Even staple foods like bread, pasta, and potatoes include their sugar content. That’s because these foods are ‘complex’ carbohydrates, which break down easily to become monosaccharide sugar glucose in the blood. If you are not active, the body converts this high energy sugar into fatty tissue under the skin.

Also, because many of us eat ‘processed’ convenience foods, we are loaded with another monosaccharide sugar called fructose. This particular sugar is much worse than glucose for health because it is not used as energy. Instead, it goes directly to the liver where it is converted to dangerous ‘visceral’ fat around internal organs.

Worse, fructose is now understood to be as bad as too much alcohol is damaging the liver. The increase in liver damage among populations appears to be attributed to excessive intake of fructose. Fructose is added to processed foods for flavoring and other over-the-counter purposes.

In fact, in countries like the UK, net alcohol consumption has fallen over the last two decades – but liver damage is on the rise.

The good news is that with the ‘low carbohydrate, healthy fat’ diet we can now begin the fight back against obesity. Healthy fats are now the new secret weapon against sugar cravings.

There are many highly regarded studies that show that fats are indeed very healthy for us.

Switching diet from carbohydrates to fats is the hardest thing for most people to understand as well as its implementation. This is because a bite to eat on nuts or yogurt tubers all day will not help to lose weight as these foods are high in calories.

The ‘low carbohydrate, healthy fat’ diet is designed to keep carbohydrate intake low for those trying to lose weight. This is set at a maximum of 50 grams per day of carbohydrates for inactive people, and up to 120 grams for active people.
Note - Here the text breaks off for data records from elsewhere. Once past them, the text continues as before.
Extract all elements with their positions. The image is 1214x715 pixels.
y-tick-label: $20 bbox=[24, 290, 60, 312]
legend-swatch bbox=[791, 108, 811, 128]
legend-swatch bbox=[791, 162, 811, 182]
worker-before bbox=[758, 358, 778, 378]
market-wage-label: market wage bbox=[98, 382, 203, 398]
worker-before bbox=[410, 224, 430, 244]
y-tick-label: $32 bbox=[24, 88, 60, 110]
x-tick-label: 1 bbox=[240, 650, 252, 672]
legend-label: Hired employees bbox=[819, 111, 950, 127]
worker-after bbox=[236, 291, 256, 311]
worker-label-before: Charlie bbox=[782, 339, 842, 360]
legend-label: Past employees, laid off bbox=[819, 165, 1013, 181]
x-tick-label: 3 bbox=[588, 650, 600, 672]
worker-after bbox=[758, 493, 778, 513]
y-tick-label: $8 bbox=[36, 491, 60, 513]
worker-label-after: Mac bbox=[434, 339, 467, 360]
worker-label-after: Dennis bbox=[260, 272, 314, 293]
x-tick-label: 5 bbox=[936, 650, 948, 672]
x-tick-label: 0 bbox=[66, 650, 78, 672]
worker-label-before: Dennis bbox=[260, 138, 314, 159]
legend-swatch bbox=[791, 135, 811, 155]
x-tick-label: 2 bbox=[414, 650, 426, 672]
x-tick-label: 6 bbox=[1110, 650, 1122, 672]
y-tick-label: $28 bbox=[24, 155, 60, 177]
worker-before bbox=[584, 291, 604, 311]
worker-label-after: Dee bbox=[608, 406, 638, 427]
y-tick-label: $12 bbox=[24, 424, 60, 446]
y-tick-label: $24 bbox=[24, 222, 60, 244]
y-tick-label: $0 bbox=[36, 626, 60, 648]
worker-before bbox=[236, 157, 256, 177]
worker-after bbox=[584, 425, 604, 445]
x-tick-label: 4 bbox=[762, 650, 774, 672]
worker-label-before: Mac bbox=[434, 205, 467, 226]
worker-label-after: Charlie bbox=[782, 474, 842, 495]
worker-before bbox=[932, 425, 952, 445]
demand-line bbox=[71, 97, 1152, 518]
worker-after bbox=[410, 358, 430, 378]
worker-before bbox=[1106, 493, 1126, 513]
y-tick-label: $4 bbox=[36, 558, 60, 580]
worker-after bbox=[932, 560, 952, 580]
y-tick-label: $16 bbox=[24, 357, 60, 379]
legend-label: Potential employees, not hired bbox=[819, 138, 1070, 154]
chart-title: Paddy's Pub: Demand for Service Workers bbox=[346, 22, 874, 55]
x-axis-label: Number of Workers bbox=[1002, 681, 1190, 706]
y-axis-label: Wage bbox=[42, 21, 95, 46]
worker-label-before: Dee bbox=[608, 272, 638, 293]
If weight loss is not a concern but you are eating healthier, it will be fine to eat 120 grams of carbohydrates every day.
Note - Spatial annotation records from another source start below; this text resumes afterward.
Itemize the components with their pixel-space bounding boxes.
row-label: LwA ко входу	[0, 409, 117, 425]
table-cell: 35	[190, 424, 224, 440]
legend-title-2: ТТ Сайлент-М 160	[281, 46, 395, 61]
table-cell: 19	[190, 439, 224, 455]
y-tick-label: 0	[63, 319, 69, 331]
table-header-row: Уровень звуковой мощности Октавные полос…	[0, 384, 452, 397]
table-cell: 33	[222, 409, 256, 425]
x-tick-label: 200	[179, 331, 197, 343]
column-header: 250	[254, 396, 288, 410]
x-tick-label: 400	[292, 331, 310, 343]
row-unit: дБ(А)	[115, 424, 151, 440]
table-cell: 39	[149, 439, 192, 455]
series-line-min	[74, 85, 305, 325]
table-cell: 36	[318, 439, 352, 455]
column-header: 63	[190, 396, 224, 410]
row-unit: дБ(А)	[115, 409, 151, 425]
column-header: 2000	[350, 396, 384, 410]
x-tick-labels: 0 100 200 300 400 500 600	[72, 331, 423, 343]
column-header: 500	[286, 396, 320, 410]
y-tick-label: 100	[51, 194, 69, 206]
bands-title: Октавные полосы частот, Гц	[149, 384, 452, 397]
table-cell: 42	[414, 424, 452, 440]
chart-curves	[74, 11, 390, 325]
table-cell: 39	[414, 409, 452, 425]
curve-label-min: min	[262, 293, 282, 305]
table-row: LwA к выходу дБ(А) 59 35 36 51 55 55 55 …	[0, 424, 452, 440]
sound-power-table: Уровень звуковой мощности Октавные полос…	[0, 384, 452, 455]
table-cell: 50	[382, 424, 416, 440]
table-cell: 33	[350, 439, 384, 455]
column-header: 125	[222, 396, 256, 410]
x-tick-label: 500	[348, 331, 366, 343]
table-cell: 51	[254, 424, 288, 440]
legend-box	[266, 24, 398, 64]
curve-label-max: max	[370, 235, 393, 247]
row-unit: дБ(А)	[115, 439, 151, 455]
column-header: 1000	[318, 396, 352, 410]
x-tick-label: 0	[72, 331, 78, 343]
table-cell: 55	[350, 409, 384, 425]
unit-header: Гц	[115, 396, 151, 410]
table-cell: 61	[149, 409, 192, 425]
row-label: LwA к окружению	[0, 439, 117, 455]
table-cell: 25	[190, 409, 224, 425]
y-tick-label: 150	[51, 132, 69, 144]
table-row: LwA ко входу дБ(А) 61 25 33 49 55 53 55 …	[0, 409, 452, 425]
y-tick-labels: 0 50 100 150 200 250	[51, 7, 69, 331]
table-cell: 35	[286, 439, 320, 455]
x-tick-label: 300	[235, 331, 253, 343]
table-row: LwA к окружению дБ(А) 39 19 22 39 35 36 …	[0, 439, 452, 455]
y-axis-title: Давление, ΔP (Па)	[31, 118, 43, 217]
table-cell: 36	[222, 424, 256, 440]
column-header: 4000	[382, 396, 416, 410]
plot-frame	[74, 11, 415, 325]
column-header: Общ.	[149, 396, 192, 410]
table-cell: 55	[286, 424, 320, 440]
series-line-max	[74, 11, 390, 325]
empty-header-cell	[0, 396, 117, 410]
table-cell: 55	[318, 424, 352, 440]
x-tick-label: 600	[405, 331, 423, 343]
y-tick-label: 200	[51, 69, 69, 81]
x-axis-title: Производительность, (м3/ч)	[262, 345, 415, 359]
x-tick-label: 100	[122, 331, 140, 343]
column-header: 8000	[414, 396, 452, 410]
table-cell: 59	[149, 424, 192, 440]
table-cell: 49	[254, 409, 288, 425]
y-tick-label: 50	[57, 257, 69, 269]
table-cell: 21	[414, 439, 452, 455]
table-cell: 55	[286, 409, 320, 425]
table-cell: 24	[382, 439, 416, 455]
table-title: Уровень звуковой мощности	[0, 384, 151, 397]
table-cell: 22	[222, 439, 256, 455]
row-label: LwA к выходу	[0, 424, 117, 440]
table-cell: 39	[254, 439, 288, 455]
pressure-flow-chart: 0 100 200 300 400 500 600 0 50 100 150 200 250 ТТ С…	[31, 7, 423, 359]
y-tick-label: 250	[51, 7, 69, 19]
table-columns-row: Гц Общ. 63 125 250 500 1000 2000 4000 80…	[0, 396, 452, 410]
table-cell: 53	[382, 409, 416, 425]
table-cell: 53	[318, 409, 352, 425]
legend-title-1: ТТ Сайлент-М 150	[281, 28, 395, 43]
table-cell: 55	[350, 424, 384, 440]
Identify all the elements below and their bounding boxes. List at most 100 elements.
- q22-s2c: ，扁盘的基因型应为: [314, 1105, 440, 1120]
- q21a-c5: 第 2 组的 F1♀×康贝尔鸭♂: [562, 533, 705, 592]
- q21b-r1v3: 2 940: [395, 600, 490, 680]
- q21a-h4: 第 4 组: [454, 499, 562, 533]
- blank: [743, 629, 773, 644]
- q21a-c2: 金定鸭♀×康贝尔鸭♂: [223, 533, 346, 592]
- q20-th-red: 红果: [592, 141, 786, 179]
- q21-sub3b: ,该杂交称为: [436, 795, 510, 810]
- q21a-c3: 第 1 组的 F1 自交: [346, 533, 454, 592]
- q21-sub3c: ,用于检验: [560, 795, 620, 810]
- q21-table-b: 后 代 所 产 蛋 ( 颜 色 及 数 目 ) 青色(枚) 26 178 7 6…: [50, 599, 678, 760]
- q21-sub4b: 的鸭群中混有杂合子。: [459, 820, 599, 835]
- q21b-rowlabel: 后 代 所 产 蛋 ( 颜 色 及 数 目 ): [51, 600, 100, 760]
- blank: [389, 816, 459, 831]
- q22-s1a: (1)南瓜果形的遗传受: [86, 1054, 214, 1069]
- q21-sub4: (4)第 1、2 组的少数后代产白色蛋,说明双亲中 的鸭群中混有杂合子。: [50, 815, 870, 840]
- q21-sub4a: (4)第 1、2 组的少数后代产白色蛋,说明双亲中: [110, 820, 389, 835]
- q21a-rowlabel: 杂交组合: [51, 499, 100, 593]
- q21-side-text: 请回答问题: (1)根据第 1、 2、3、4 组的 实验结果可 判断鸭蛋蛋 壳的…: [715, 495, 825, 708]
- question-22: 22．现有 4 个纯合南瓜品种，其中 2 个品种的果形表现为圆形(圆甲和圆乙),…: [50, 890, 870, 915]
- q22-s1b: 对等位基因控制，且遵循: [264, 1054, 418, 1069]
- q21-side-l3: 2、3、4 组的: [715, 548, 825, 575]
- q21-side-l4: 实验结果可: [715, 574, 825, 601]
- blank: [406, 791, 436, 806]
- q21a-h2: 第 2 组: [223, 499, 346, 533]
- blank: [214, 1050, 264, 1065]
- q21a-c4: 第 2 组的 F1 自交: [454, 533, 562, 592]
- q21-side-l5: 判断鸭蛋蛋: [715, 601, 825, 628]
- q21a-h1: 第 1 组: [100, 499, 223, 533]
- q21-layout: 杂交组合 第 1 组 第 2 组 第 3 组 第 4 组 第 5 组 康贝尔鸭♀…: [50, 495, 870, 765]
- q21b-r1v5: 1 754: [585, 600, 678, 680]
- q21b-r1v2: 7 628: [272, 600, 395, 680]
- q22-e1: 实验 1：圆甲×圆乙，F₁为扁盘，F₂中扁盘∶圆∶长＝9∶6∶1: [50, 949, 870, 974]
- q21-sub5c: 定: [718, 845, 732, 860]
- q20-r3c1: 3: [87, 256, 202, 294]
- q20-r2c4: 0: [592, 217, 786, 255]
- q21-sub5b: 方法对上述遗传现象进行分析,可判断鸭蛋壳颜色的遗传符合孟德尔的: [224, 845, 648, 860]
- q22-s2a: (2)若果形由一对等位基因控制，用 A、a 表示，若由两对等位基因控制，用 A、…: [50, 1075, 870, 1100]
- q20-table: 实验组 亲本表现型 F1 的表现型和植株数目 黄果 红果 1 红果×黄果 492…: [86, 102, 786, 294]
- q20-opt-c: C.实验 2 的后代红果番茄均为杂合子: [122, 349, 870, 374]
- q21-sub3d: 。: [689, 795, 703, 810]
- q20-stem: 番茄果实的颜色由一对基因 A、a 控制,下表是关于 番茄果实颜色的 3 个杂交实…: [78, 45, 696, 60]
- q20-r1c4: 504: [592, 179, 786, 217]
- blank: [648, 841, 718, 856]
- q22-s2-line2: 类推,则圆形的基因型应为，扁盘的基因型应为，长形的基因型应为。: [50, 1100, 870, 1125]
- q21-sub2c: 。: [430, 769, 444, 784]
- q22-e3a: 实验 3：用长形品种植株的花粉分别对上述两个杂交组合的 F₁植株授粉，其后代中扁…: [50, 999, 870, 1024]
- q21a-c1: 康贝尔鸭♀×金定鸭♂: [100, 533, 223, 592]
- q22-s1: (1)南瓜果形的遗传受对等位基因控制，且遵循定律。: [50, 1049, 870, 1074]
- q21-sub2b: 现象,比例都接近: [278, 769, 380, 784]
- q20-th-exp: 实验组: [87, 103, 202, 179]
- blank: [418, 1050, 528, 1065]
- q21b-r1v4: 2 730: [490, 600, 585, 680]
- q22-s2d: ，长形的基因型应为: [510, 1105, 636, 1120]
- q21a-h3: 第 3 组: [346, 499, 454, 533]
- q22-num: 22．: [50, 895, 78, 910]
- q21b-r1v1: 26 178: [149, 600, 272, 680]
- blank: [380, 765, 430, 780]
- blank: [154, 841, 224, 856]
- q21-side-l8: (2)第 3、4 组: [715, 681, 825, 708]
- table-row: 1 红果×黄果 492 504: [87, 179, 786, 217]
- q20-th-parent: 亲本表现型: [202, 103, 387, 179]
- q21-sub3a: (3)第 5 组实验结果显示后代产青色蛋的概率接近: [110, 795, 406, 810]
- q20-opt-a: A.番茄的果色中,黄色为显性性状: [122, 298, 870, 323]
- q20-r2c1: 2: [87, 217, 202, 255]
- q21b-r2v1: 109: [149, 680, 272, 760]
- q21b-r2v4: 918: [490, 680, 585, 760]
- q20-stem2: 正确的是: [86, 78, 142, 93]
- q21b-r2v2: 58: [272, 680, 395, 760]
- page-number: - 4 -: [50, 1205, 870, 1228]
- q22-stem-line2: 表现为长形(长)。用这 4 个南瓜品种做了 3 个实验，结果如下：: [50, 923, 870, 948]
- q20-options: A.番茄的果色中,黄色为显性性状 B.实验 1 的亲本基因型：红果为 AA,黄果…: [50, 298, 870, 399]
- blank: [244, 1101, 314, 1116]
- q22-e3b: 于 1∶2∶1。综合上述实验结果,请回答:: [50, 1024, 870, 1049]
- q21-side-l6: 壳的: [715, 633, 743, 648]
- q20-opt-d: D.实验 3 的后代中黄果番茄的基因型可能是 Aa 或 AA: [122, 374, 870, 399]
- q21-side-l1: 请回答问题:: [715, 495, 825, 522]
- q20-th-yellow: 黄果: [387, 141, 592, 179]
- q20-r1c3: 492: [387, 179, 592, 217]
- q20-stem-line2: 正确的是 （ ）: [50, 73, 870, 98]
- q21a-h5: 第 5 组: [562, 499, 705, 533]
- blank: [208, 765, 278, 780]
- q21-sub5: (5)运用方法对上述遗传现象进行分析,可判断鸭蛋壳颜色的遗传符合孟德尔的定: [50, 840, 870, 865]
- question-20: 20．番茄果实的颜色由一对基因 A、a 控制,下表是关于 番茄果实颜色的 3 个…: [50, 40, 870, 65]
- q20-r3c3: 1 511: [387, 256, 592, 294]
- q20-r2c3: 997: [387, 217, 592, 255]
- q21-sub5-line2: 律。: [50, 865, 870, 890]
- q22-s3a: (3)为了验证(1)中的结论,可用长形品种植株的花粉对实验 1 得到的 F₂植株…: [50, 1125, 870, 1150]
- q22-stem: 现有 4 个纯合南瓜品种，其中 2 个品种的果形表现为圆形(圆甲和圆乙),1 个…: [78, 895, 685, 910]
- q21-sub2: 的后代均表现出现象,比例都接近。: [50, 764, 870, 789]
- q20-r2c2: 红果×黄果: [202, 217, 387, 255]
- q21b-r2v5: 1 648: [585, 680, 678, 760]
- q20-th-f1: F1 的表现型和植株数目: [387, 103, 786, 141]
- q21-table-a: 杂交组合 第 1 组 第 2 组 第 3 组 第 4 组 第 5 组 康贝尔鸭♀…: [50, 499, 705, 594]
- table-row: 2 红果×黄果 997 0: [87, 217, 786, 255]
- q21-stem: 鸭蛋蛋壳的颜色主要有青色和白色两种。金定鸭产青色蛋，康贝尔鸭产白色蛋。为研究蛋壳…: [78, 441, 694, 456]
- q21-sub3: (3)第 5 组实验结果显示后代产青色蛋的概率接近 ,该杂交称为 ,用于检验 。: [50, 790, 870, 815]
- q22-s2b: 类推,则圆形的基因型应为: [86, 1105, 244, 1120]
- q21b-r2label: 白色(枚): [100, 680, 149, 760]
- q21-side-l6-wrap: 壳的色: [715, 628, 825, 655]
Here’s an example of a ‘low carbohydrate, healthy fat’ meal, so you can get an idea of ​​the types of food in this new diet plan:

  • Protein: poultry, fish, meat (beef, pork, lamb, brine, etc.): 100-150 grams per meal.
  • Vegetables: as many varieties and as many as necessary.
  • Eggs: up to three each day. The size of the egg is irrelevant.
  • Fats: a large handful of nuts (unfortunately not peanuts, unless unsalted), or 2 to 3 tablespoons of olive oil; 1 tablespoon of butter or coconut oil; 30-50 grams of cheese; 3 tablespoons of full-fat yogurt; 3 tablespoons of cream.
  • Results: one berry like blueberries, blackberries, strawberries, raspberries. 80 grams per day. (Apple and pear pulp contain fructose.)
  • Carbohydrates: none if you want to lose weight. If you are active enough, however, a portion of cooked, dense vegetables per day is acceptable. The options are: sweet potatoes, carrots, beets, parsnips, lentils, quinoa, or buckwheat.

By the way, this diet plan allows you to have a ‘Full English’ fry! A few fried eggs in butter or coconut oil, two or three slices of bacon, one sausage made of at least 80 percent meat, tomatoes, and a flat mushroom, make a perfect meal to start the day.

That seems like a good way to start the fight back against obesity.